Mrs. Smith said she left the meeting hoping that the abortionist would immediately stop performing abortions, but he did not. He surrendered his medical license February 20 under the shadow of a Massachusetts Medical Board investigation into Laura Smith’s death. He is currently facing a civil wrongful death suit brought by Mrs. Smith and a possible criminal indictment for manslaughter being pursued by Cape and Islands District Attorney Michael O’Keefe, according to the Cape Cod Times.

Mrs. Smith’s encounter with Osathanondh made her all the more dedicated to sharing Laura’s story with others.

One of the most difficult things for the Smiths to understand is why Laura chose to undergo an abortion in the first place, because she had always been pro-life, her mother said. Mrs. Smith told NRL News that as a teenager, Laura came home crying when she heard of classmates contemplating abortion. Laura spent the summer before her death living with her parents at their New Jersey home—and she had been present when a family acquaintance had talked about having an abortion.

Laura heard Mrs. Smith urge the young woman not to go through with it—a conversation which, in retrospect, Mrs. Smith says she hoped would have helped Laura discuss her own pregnancy with her mother. Now, all the family can do is piece together what happened.

According to the Cape Cod Times, Laura Smith was 13 weeks pregnant when she went to an abortion facility in Hyannis, Massachusetts, on September 13 accompanied by a friend, Karen Trott, for the first of two appointments that day. She received an initial treatment, then left.

The two women returned to the abortionist’s office at about 4 p.m., at which time the abortion was to be completed.

“And then all of a sudden (an assistant) comes out and says she’s not breathing,” Trott told the Times. “And I was like, what do you mean she’s not breathing?”

According to the Times, rescue workers came to the facility and performed CPR but were unable to revive an “unnamed patient.” (Fire officials were not able to reveal the name of the patient because of privacy regulations, the Times reported.) The patient—Laura Smith—was then transported to Cape Code Hospital, the Times reported.

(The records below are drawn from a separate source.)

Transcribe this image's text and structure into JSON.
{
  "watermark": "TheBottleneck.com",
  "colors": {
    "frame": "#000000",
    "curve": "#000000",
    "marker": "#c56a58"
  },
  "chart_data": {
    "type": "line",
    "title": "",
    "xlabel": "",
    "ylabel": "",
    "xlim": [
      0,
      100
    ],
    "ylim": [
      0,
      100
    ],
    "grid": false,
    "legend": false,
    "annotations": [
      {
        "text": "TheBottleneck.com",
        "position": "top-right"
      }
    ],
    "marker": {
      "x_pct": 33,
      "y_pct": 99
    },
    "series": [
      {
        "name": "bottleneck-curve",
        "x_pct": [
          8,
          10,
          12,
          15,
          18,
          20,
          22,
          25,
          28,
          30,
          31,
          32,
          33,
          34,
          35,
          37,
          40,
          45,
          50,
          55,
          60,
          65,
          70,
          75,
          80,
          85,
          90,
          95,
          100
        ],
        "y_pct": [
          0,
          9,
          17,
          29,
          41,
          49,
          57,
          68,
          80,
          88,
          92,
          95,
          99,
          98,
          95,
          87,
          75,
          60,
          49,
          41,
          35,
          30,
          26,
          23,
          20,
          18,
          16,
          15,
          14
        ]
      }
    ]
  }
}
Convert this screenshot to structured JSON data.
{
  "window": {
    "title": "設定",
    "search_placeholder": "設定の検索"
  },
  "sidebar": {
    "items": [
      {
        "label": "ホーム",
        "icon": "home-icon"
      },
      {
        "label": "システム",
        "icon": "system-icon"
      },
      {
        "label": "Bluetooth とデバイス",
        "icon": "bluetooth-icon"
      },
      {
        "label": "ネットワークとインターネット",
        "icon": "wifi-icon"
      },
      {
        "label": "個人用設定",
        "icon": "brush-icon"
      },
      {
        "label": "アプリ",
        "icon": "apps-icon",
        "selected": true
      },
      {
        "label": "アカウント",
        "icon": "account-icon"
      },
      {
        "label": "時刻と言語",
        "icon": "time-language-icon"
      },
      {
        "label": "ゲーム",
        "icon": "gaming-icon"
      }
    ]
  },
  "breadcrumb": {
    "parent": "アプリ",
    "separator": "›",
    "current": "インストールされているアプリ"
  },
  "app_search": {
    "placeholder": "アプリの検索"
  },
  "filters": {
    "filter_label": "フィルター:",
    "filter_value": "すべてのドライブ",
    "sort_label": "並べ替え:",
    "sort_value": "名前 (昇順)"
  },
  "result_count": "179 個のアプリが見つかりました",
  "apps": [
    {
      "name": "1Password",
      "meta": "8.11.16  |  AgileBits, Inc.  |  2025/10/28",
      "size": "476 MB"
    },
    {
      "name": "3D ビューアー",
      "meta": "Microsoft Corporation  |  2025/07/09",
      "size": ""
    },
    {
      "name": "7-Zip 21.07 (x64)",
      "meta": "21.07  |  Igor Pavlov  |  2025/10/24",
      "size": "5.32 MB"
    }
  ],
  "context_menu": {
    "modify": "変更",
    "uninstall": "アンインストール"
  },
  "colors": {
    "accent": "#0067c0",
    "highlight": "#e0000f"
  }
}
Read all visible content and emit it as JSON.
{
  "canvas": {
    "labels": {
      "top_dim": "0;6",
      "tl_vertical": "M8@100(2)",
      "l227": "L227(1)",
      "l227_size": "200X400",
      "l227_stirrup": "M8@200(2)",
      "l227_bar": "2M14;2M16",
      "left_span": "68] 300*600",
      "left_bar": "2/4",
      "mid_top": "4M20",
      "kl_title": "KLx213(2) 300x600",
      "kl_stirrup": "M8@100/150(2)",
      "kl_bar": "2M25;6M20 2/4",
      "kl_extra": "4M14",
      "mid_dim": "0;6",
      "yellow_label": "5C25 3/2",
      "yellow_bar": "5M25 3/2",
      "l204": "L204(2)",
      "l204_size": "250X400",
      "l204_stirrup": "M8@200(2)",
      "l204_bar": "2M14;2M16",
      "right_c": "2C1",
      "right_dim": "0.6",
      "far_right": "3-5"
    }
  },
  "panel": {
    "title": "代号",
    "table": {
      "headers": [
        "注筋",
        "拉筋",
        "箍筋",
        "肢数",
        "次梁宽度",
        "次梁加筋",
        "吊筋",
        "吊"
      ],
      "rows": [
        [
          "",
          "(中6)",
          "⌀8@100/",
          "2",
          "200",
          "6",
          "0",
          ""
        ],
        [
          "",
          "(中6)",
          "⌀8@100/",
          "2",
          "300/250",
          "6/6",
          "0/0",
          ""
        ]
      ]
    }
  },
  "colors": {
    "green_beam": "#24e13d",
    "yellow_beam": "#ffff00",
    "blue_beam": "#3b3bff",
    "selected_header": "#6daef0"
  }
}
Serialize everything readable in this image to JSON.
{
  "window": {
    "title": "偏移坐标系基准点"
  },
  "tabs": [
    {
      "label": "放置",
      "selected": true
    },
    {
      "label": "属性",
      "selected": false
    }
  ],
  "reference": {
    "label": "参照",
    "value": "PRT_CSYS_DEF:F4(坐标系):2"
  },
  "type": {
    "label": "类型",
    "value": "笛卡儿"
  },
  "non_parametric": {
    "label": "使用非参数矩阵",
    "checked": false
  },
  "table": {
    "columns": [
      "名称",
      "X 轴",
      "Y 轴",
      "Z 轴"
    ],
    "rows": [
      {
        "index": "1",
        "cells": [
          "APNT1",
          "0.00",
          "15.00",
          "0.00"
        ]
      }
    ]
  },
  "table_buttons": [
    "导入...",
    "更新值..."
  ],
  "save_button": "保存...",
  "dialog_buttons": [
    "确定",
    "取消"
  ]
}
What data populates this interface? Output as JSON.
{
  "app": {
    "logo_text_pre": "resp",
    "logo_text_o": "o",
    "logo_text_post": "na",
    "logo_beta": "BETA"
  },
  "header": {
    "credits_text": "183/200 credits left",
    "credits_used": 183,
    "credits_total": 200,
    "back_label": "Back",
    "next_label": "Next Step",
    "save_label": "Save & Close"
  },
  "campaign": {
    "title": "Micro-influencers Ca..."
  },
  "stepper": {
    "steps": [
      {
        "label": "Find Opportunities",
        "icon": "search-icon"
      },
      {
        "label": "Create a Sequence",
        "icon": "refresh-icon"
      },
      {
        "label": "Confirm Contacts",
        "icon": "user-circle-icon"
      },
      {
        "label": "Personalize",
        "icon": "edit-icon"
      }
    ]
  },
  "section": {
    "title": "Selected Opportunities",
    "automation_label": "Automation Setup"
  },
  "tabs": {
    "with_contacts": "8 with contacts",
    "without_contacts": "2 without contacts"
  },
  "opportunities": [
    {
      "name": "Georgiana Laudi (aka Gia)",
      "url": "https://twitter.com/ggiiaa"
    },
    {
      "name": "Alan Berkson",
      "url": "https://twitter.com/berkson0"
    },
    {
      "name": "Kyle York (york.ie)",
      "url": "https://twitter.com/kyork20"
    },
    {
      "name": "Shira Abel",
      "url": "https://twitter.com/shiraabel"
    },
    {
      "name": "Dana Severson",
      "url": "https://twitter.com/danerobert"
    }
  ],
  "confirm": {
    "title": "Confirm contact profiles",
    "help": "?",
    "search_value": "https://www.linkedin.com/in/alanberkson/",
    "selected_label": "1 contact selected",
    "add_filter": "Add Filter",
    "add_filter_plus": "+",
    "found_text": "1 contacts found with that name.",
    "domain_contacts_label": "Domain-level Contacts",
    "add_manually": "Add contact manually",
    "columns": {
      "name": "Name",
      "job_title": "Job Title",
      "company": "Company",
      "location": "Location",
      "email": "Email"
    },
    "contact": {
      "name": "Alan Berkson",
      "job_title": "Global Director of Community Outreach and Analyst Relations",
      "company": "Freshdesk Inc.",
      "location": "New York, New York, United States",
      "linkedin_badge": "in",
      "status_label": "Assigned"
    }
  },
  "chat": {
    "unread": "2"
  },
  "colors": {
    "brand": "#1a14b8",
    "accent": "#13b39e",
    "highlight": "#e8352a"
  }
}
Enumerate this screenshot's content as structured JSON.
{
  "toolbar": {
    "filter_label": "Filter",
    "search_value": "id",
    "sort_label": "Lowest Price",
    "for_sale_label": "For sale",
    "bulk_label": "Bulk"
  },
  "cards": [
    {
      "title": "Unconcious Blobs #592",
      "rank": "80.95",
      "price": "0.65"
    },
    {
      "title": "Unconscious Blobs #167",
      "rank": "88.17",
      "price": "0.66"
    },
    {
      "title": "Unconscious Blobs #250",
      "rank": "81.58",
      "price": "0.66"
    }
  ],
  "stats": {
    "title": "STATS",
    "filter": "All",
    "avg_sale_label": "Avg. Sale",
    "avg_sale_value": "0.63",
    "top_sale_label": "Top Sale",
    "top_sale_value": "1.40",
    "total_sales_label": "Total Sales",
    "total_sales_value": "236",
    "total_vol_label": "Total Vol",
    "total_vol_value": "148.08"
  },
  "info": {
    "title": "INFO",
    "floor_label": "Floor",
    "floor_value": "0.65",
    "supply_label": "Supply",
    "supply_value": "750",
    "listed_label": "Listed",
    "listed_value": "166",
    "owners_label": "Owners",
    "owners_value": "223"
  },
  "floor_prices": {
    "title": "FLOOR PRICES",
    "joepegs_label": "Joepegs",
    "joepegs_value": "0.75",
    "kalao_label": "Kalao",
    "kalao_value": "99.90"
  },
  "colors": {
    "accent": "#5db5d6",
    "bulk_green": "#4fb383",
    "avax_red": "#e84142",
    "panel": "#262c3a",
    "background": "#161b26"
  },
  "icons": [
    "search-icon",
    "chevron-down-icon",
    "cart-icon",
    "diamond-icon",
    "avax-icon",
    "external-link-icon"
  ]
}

Trott rushed to the hospital also and asked to see her friend but was not permitted to do so, the Times reported. According to the newspaper, when she asked about her friend’s condition, she was told, “It doesn’t look good.”

Trott—hysterical by this time, according to the Times—then called Eileen and Tom Smith at their home in New Jersey. Later they would learn that Laura had already died on the abortionist’s table before even being transported to the hospital.

Asked about how difficult it must be to speak about Laura now, Mrs. Smith said it would be more painful to remain silent about the death of her daughter, originally from Honduras, whom the Smiths began to care for as a foster child when she was five, and later adopted.

“I don’t feel brave or courageous,” she said. “I can’t not talk about Laura. God has put this in my heart.”

Over the years, she said, she has read many books on the Holocaust, and often she would wonder why more people hadn’t acted to prevent the slaughter of innocent people.

“Surely, I thought, if I had been there, I would have done something,” she said.

But through her recent experiences, she realized that “I was one of the silent ones” on today’s holocaust—the slaughter of the unborn.

Mrs. Smith has vowed to be silent no more.

“Every time I speak out,” she said, “I feel like I have put a nail in the coffin of the abortion industry.”